Perhaps to start with a caution. Even though “Tenth of December” is a collection of short stories, you are going to have to work at them. This is partly because of their gritty realism, and partly because of remarkably fluid style George Saunders chooses to write them in. Often you find a mixture of real voices and imagined, thoughts and action; a kind of blend which, in a more traditional narrative, is likely to be more helpfully signposted by the author.

In this case we’re on our own – and you know what? That’s no bad thing. The style adds to the narrative, its realism; it reminds us how we go through lives ourselves, blending all those elements – actions, speech, thoughts, memories – every moment of every day.

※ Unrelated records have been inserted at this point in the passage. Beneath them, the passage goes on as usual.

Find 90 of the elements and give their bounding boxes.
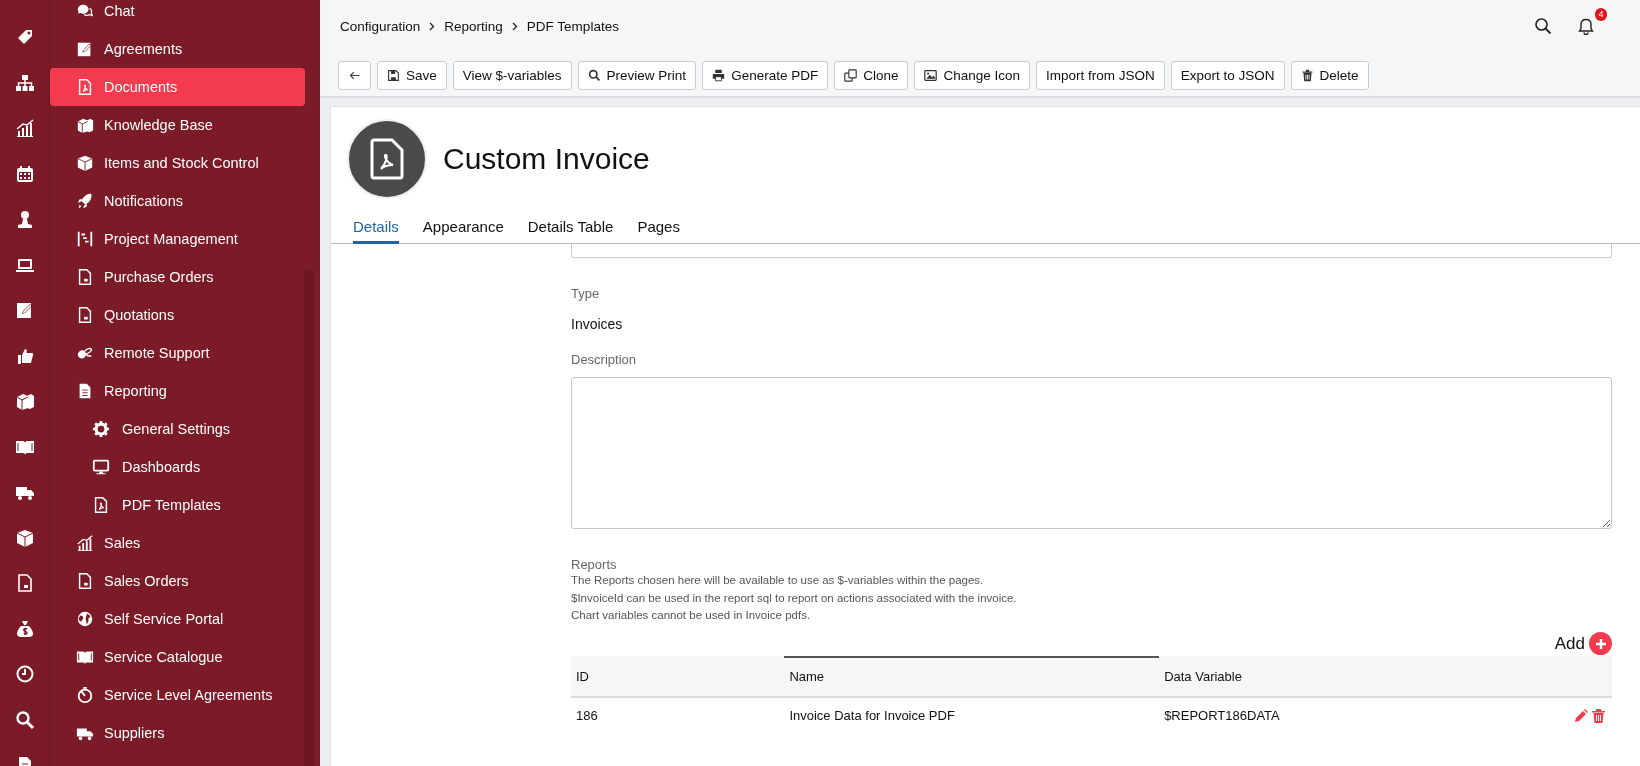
sidebar-subitem[interactable]: Dashboards <box>50 448 305 486</box>
tab[interactable]: Details Table <box>527 214 614 244</box>
sidebar-subitem[interactable]: PDF Templates <box>50 486 305 524</box>
toolbar-button[interactable]: Export to JSON <box>1170 61 1285 90</box>
pdf-document-icon <box>92 496 110 514</box>
sidebar-item[interactable]: Quotations <box>50 296 305 334</box>
sidebar-item[interactable]: Items and Stock Control <box>50 144 305 182</box>
toolbar-button[interactable]: Preview Print <box>577 61 697 90</box>
globe-icon <box>76 610 94 628</box>
table-cell: $REPORT186DATA <box>1159 696 1497 734</box>
plus-icon <box>1594 637 1607 650</box>
box-icon[interactable] <box>14 527 35 548</box>
money-bag-icon[interactable] <box>14 618 35 639</box>
timer-icon <box>76 686 94 704</box>
notification-badge: 4 <box>1595 7 1607 21</box>
sidebar-item[interactable]: Knowledge Base <box>50 106 305 144</box>
box-icon <box>76 154 94 172</box>
section-label: Reports <box>571 557 618 572</box>
sidebar-item[interactable]: Purchase Orders <box>50 258 305 296</box>
input-field[interactable] <box>571 244 1612 258</box>
toolbar-button[interactable]: Clone <box>834 61 909 90</box>
toolbar-button[interactable]: Generate PDF <box>702 61 829 90</box>
document-icon <box>76 268 94 286</box>
breadcrumb-link[interactable]: Reporting <box>444 18 503 34</box>
toolbar-button[interactable]: Delete <box>1290 61 1369 90</box>
toolbar-button[interactable]: Save <box>377 61 447 90</box>
sidebar-item[interactable]: Documents <box>50 68 305 106</box>
pdf-document-icon <box>76 78 94 96</box>
help-text: The Reports chosen here will be available to use as $-variables within the pages. <box>571 573 985 588</box>
column-header[interactable]: Data Variable <box>1159 656 1497 697</box>
field-label: Type <box>571 286 601 301</box>
bar-chart-icon[interactable] <box>14 118 35 138</box>
sitemap-icon[interactable] <box>14 72 35 93</box>
bell-icon[interactable] <box>1578 17 1594 35</box>
column-header[interactable]: ID <box>571 656 785 697</box>
toolbar-button[interactable]: View $-variables <box>452 61 572 90</box>
edit-icon <box>76 40 94 58</box>
sidebar-item[interactable]: Service Level Agreements <box>50 676 305 714</box>
save-icon <box>387 69 400 82</box>
sidebar-item[interactable]: Project Management <box>50 220 305 258</box>
tab[interactable]: Appearance <box>422 214 504 244</box>
sidebar-item[interactable]: Sales <box>50 524 305 562</box>
monitor-icon <box>92 458 110 476</box>
trash-icon <box>1300 69 1314 82</box>
printer-icon <box>712 69 726 82</box>
sidebar-item[interactable]: Notifications <box>50 182 305 220</box>
image-icon <box>924 69 938 82</box>
back-arrow-icon <box>348 69 361 82</box>
add-button[interactable]: Add <box>1554 631 1612 656</box>
search-icon <box>587 69 601 82</box>
tab[interactable]: Pages <box>637 214 680 244</box>
copy-icon <box>844 69 858 82</box>
search-icon[interactable] <box>14 709 35 730</box>
sidebar-item[interactable]: Sales Orders <box>50 562 305 600</box>
boxes-icon[interactable] <box>14 391 35 411</box>
help-text: $InvoiceId can be used in the report sql to report on actions associated with the invoice. <box>571 590 1018 606</box>
sidebar-item[interactable]: Chat <box>50 0 305 30</box>
sidebar-subitem[interactable]: General Settings <box>50 410 305 448</box>
column-header[interactable]: Name <box>784 656 1160 697</box>
pdf-document-icon <box>370 138 404 180</box>
chevron-right-icon <box>429 21 436 31</box>
bar-chart-icon <box>76 534 94 552</box>
toolbar-button[interactable]: Change Icon <box>914 61 1030 90</box>
chevron-right-icon <box>511 21 518 31</box>
tab[interactable]: Details <box>353 214 399 244</box>
boxes-icon <box>76 116 94 134</box>
sidebar-item[interactable]: Agreements <box>50 30 305 68</box>
sidebar-item[interactable]: Service Catalogue <box>50 638 305 676</box>
settings-icon <box>92 420 110 438</box>
field-label: Description <box>571 352 638 367</box>
breadcrumb-link[interactable]: Configuration <box>340 18 421 34</box>
toolbar-button[interactable]: Import from JSON <box>1036 61 1165 90</box>
rocket-icon <box>76 192 94 210</box>
search-icon[interactable] <box>1534 17 1552 35</box>
sidebar-item[interactable]: Self Service Portal <box>50 600 305 638</box>
sidebar-item[interactable]: Reporting <box>50 372 305 410</box>
field-value: Invoices <box>571 316 624 332</box>
description-field[interactable] <box>571 377 1612 529</box>
calendar-icon[interactable] <box>14 163 35 184</box>
table-cell: Invoice Data for Invoice PDF <box>784 696 1160 734</box>
clock-icon[interactable] <box>14 664 35 684</box>
help-text: Chart variables cannot be used in Invoice pdfs. <box>571 608 812 623</box>
sidebar-item[interactable]: Suppliers <box>50 714 305 752</box>
document-icon <box>76 572 94 590</box>
trash-icon[interactable] <box>1592 708 1605 723</box>
record-title: Custom Invoice <box>443 142 650 176</box>
table-cell: 186 <box>571 696 785 734</box>
gantt-icon <box>76 230 94 248</box>
sidebar-item[interactable]: Remote Support <box>50 334 305 372</box>
document-icon <box>76 306 94 324</box>
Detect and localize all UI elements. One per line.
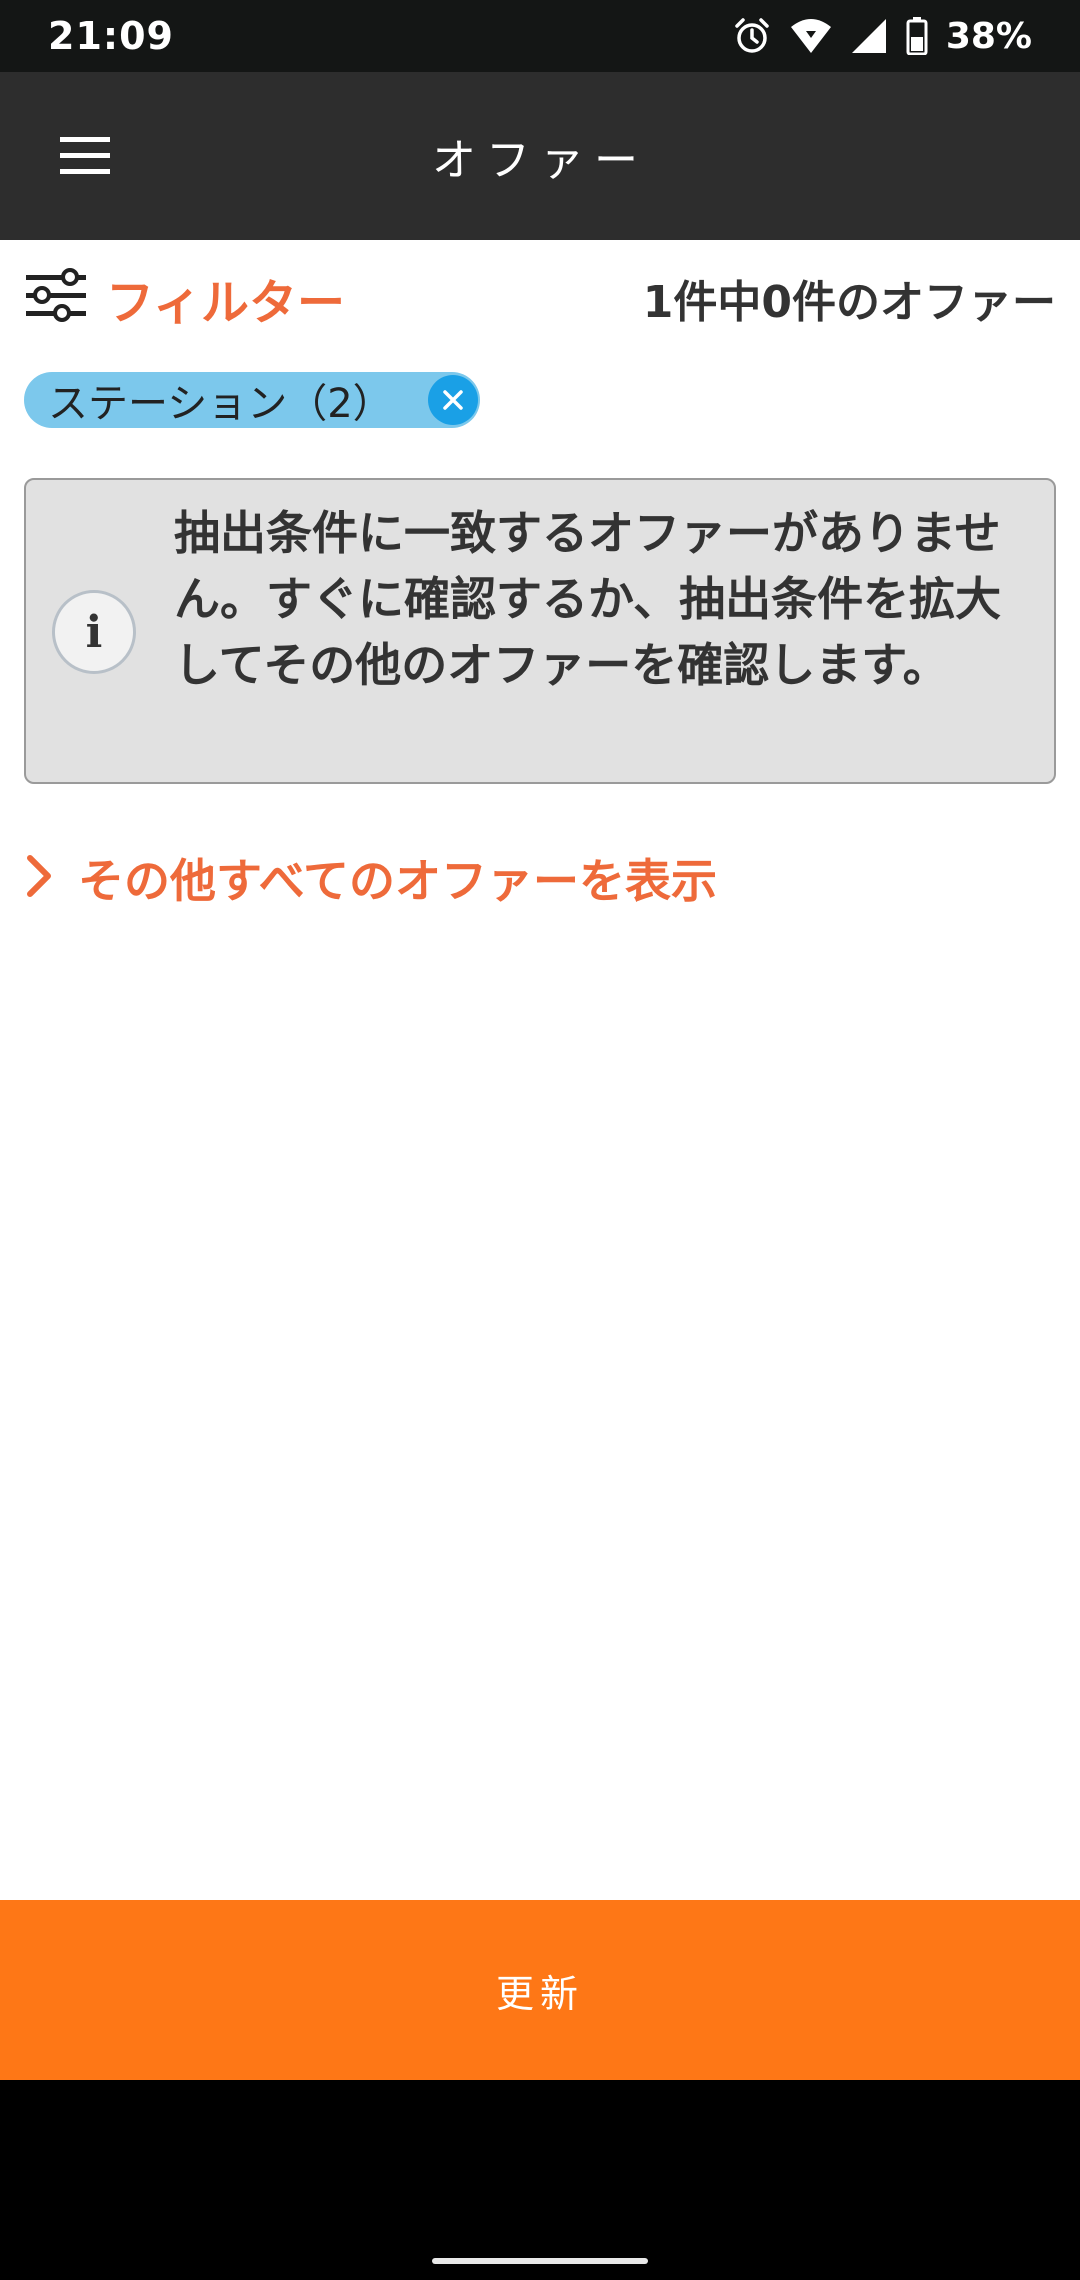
alarm-icon: [732, 16, 772, 56]
sliders-icon: [24, 264, 88, 332]
info-message: 抽出条件に一致するオファーがありません。すぐに確認するか、抽出条件を拡大してその…: [174, 506, 1002, 692]
system-nav-bar: [0, 2080, 1080, 2280]
close-icon[interactable]: [428, 375, 478, 425]
app-bar: オファー: [0, 72, 1080, 240]
signal-icon: [850, 17, 888, 55]
page-title: オファー: [432, 135, 648, 186]
wifi-icon: [790, 17, 832, 55]
filter-row: フィルター 1件中0件のオファー: [24, 262, 1056, 334]
battery-percent: 38%: [945, 15, 1032, 57]
filter-button[interactable]: フィルター: [24, 263, 345, 333]
refresh-button[interactable]: 更新: [0, 1900, 1080, 2080]
hamburger-menu-icon[interactable]: [40, 114, 130, 198]
chip-label: ステーション（2）: [48, 381, 393, 427]
home-indicator[interactable]: [432, 2258, 648, 2264]
filter-label: フィルター: [106, 275, 346, 331]
status-time: 21:09: [48, 14, 174, 58]
offer-count: 1件中0件のオファー: [642, 277, 1056, 328]
no-offers-message: i 抽出条件に一致するオファーがありません。すぐに確認するか、抽出条件を拡大して…: [24, 478, 1056, 784]
battery-icon: [906, 17, 928, 55]
show-all-offers-link[interactable]: その他すべてのオファーを表示: [24, 846, 717, 910]
show-all-label: その他すべてのオファーを表示: [78, 854, 717, 908]
info-icon: i: [52, 590, 136, 674]
chevron-right-icon: [24, 854, 54, 902]
status-bar: 21:09 38%: [0, 0, 1080, 72]
status-icons: 38%: [732, 16, 1032, 57]
filter-chip-station: ステーション（2）: [24, 372, 480, 428]
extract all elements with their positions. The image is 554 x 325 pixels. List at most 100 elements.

“Tenth of December” is also a book with very little that is ‘romantic’ or ‘positive’ in it. My cover carries the quote “stories about a failing America”. That may be so – but there are some of them which, I would argue, could be transported to other places, their underlying truths about the lives of the impoverished, the disenfranchised, as much at home in some parts of the North East of England, Glasgow, Paris, as well as major conurbations States-side.

This is clearly different to “Lincoln in the Bardo” – but then Saunders’ voice seems to be a little different too. Be brave. Give it a go.

Note: perhaps the ‘Introduction’ in my volume (by Joel Lovell) would have helped the navigation through words and meaning. I don’t know, because I didn’t read it. I never read introductions. Ever. Saunders didn’t write it, and so why should I have my view of the book coloured by someone else’s interpretation even before I’ve read the first word of the actual text?